Obviously, 8 minutes are by far not enough to create pieces of art. Instead, the idea is to be fast and messy by using the skills of every team member. The purpose is to generate a lot of ideas, ideally also very divergent ideas. Often, fat marker sketches (as also described in Shape Up) are used, sometimes just some verbal description or whatever might help to bring an idea across.
The following is a great team exercise but can also be used when working on your own, just to generate and capture as many ideas as possible. We actually include sketching and (dot-)voting below because we believe these are natural ways to utilize the ideas generated during the initial eight minutes:
Make sure that everybody in the team knows about the exact problem to address and is fully focused on the exercise.
Provide pens and colored sticky dots, but most importantly plenty of sheets of paper in standard A4 size. Fold the paper 3 times, so that when unfolding again, it has 8 panels to sketch in.

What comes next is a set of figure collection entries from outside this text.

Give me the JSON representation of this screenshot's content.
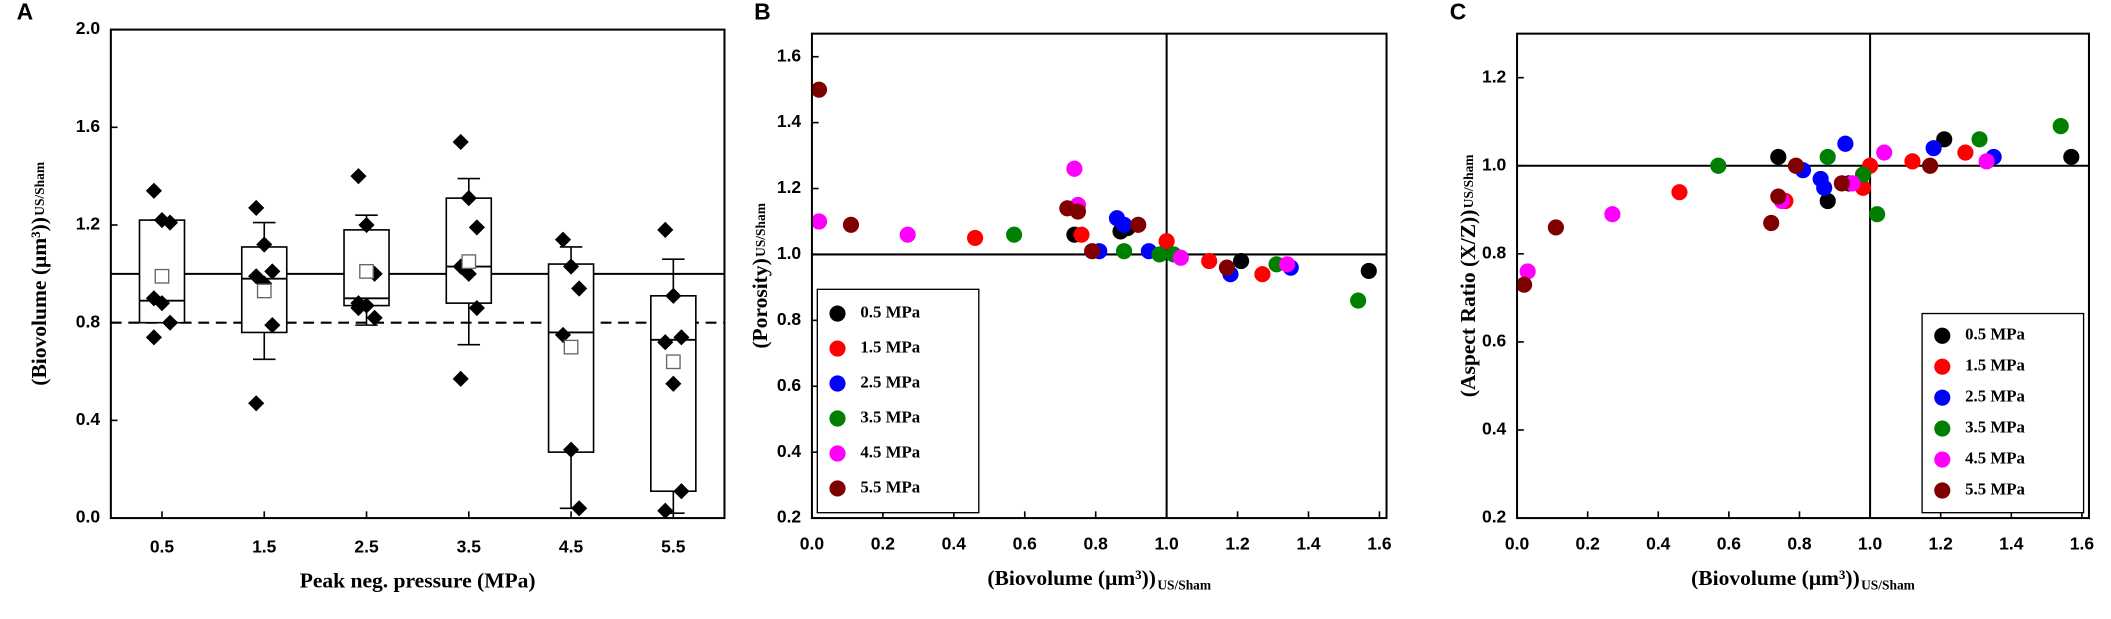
{
  "chart_data": [
    {
      "type": "box",
      "panel_label": "A",
      "xlabel": "Peak neg. pressure (MPa)",
      "ylabel": "(Biovolume (μm³))",
      "ylabel_sub": "US/Sham",
      "categories": [
        "0.5",
        "1.5",
        "2.5",
        "3.5",
        "4.5",
        "5.5"
      ],
      "ylim": [
        0,
        2.0
      ],
      "yticks": [
        {
          "value": 0,
          "label": "0.0"
        },
        0.4,
        0.8,
        1.2,
        1.6,
        {
          "value": 2.0,
          "label": "2.0"
        }
      ],
      "hlines": [
        {
          "value": 1.0,
          "style": "solid"
        },
        {
          "value": 0.8,
          "style": "dashed"
        }
      ],
      "boxes": [
        {
          "q1": 0.8,
          "median": 0.89,
          "q3": 1.22,
          "whisker_low": 0.8,
          "whisker_high": 1.22,
          "mean": 0.99,
          "points": [
            1.34,
            1.22,
            1.21,
            0.9,
            0.88,
            0.8,
            0.74
          ]
        },
        {
          "q1": 0.76,
          "median": 0.98,
          "q3": 1.11,
          "whisker_low": 0.65,
          "whisker_high": 1.21,
          "mean": 0.93,
          "points": [
            1.27,
            1.12,
            1.01,
            0.99,
            0.96,
            0.79,
            0.47
          ]
        },
        {
          "q1": 0.87,
          "median": 0.9,
          "q3": 1.18,
          "whisker_low": 0.79,
          "whisker_high": 1.24,
          "mean": 1.01,
          "points": [
            1.4,
            1.2,
            1.0,
            0.88,
            0.87,
            0.82,
            0.86
          ]
        },
        {
          "q1": 0.88,
          "median": 1.03,
          "q3": 1.31,
          "whisker_low": 0.71,
          "whisker_high": 1.39,
          "mean": 1.05,
          "points": [
            1.54,
            1.31,
            1.19,
            1.03,
            1.0,
            0.86,
            0.57
          ]
        },
        {
          "q1": 0.27,
          "median": 0.76,
          "q3": 1.04,
          "whisker_low": 0.04,
          "whisker_high": 1.11,
          "mean": 0.7,
          "points": [
            1.14,
            1.03,
            0.94,
            0.75,
            0.28,
            0.04
          ]
        },
        {
          "q1": 0.11,
          "median": 0.73,
          "q3": 0.91,
          "whisker_low": 0.02,
          "whisker_high": 1.06,
          "mean": 0.64,
          "points": [
            1.18,
            0.91,
            0.74,
            0.72,
            0.55,
            0.11,
            0.03
          ]
        }
      ]
    },
    {
      "type": "scatter",
      "panel_label": "B",
      "xlabel": "(Biovolume (μm³))",
      "xlabel_sub": "US/Sham",
      "ylabel": "(Porosity)",
      "ylabel_sub": "US/Sham",
      "xlim": [
        0,
        1.62
      ],
      "ylim": [
        0.2,
        1.67
      ],
      "xticks": [
        {
          "value": 0,
          "label": "0.0"
        },
        0.2,
        0.4,
        0.6,
        0.8,
        {
          "value": 1.0,
          "label": "1.0"
        },
        1.2,
        1.4,
        1.6
      ],
      "yticks": [
        0.2,
        0.4,
        0.6,
        0.8,
        {
          "value": 1.0,
          "label": "1.0"
        },
        1.2,
        1.4,
        1.6
      ],
      "hlines": [
        {
          "value": 1.0,
          "style": "solid"
        }
      ],
      "vlines": [
        {
          "value": 1.0,
          "style": "solid"
        }
      ],
      "legend": "lower left",
      "series": [
        {
          "name": "0.5 MPa",
          "color": "#000000",
          "x": [
            0.74,
            0.89,
            1.21,
            1.57,
            0.87
          ],
          "y": [
            1.06,
            1.08,
            0.98,
            0.95,
            1.07
          ]
        },
        {
          "name": "1.5 MPa",
          "color": "#ff0000",
          "x": [
            0.46,
            0.76,
            1.0,
            1.12,
            1.27
          ],
          "y": [
            1.05,
            1.06,
            1.04,
            0.98,
            0.94
          ]
        },
        {
          "name": "2.5 MPa",
          "color": "#0000ff",
          "x": [
            0.81,
            0.86,
            0.95,
            1.18,
            1.35,
            0.88
          ],
          "y": [
            1.01,
            1.11,
            1.01,
            0.94,
            0.96,
            1.09
          ]
        },
        {
          "name": "3.5 MPa",
          "color": "#008000",
          "x": [
            0.57,
            0.88,
            0.98,
            1.02,
            1.31,
            1.54
          ],
          "y": [
            1.06,
            1.01,
            1.0,
            1.0,
            0.97,
            0.86
          ]
        },
        {
          "name": "4.5 MPa",
          "color": "#ff00ff",
          "x": [
            0.02,
            0.27,
            0.74,
            0.75,
            1.04,
            1.34
          ],
          "y": [
            1.1,
            1.06,
            1.26,
            1.15,
            0.99,
            0.97
          ]
        },
        {
          "name": "5.5 MPa",
          "color": "#800000",
          "x": [
            0.02,
            0.11,
            0.72,
            0.75,
            0.79,
            0.92,
            1.17
          ],
          "y": [
            1.5,
            1.09,
            1.14,
            1.13,
            1.01,
            1.09,
            0.96
          ]
        }
      ]
    },
    {
      "type": "scatter",
      "panel_label": "C",
      "xlabel": "(Biovolume (μm³))",
      "xlabel_sub": "US/Sham",
      "ylabel": "(Aspect Ratio (X/Z))",
      "ylabel_sub": "US/Sham",
      "xlim": [
        0,
        1.62
      ],
      "ylim": [
        0.2,
        1.3
      ],
      "xticks": [
        {
          "value": 0,
          "label": "0.0"
        },
        0.2,
        0.4,
        0.6,
        0.8,
        {
          "value": 1.0,
          "label": "1.0"
        },
        1.2,
        1.4,
        1.6
      ],
      "yticks": [
        0.2,
        0.4,
        0.6,
        0.8,
        {
          "value": 1.0,
          "label": "1.0"
        },
        1.2
      ],
      "hlines": [
        {
          "value": 1.0,
          "style": "solid"
        }
      ],
      "vlines": [
        {
          "value": 1.0,
          "style": "solid"
        }
      ],
      "legend": "lower right",
      "series": [
        {
          "name": "0.5 MPa",
          "color": "#000000",
          "x": [
            0.74,
            0.88,
            0.94,
            1.21,
            1.57
          ],
          "y": [
            1.02,
            0.92,
            0.96,
            1.06,
            1.02
          ]
        },
        {
          "name": "1.5 MPa",
          "color": "#ff0000",
          "x": [
            0.46,
            0.76,
            0.98,
            1.0,
            1.12,
            1.27
          ],
          "y": [
            0.94,
            0.92,
            0.95,
            1.0,
            1.01,
            1.03
          ]
        },
        {
          "name": "2.5 MPa",
          "color": "#0000ff",
          "x": [
            0.81,
            0.86,
            0.93,
            0.87,
            1.18,
            1.35
          ],
          "y": [
            0.99,
            0.97,
            1.05,
            0.95,
            1.04,
            1.02
          ]
        },
        {
          "name": "3.5 MPa",
          "color": "#008000",
          "x": [
            0.57,
            0.88,
            0.98,
            1.02,
            1.31,
            1.54
          ],
          "y": [
            1.0,
            1.02,
            0.98,
            0.89,
            1.06,
            1.09
          ]
        },
        {
          "name": "4.5 MPa",
          "color": "#ff00ff",
          "x": [
            0.03,
            0.27,
            0.75,
            1.04,
            1.33,
            0.95
          ],
          "y": [
            0.76,
            0.89,
            0.92,
            1.03,
            1.01,
            0.96
          ]
        },
        {
          "name": "5.5 MPa",
          "color": "#800000",
          "x": [
            0.02,
            0.11,
            0.72,
            0.74,
            0.79,
            0.92,
            1.17
          ],
          "y": [
            0.73,
            0.86,
            0.87,
            0.93,
            1.0,
            0.96,
            1.0
          ]
        }
      ]
    }
  ]
}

Assign somebody in the team to act as the timekeeper so that the team sticks to the crazy 8 minutes. Then start the timer.
Every team member, on their own, quickly sketches various ideas on how to tackle the given problem. Again, it’s not about perfection but rather the goal is to create, in roughly one minute per sketch, 8 different approaches. This could be a fat marker sketch of a screen, a sketch of a user flow, or some copywriting.
The timekeeper could give some indications about timing now and then so that a new idea is started roughly every minute. But it is more important to stick to the overall 8 minutes for the entire exercise.
If you want, you can already share some ideas in the team and gather some feedback. This is up to you. If you want, you can also keep these fast and messy ideas among yourself.
Now each team member selects one idea that appears to be most promising and refines it. So narrow down, add details, and be more specific on that idea.
What we actually have found useful: repeat the above folding exercise but use the panels now to describe a user journey in storyboard format. You might not need all 8 panels, oftentimes just 3 or 4 will be sufficient.
Once everybody is ready with their sketches, they will be shared with the entire team. Sometimes this is even done in an anonymous fashion to avoid, e.g., prejudice because team members want to please the boss. Hence, it is important that these sketches are thought out, self explanatory, and easy to understand without any explanations.
All team members will look at all sketches.
Finally, to select the most promising solution, dot voting is a handy tool: Give each team member a number of votes, say 3 or 5, and let them vote all sketches without judging. More often than not, the best idea will quickly stand out from the rest.
Crazy Eights is a simple and fun solo or group exercise with your team to generate some ideas and brainstorm together!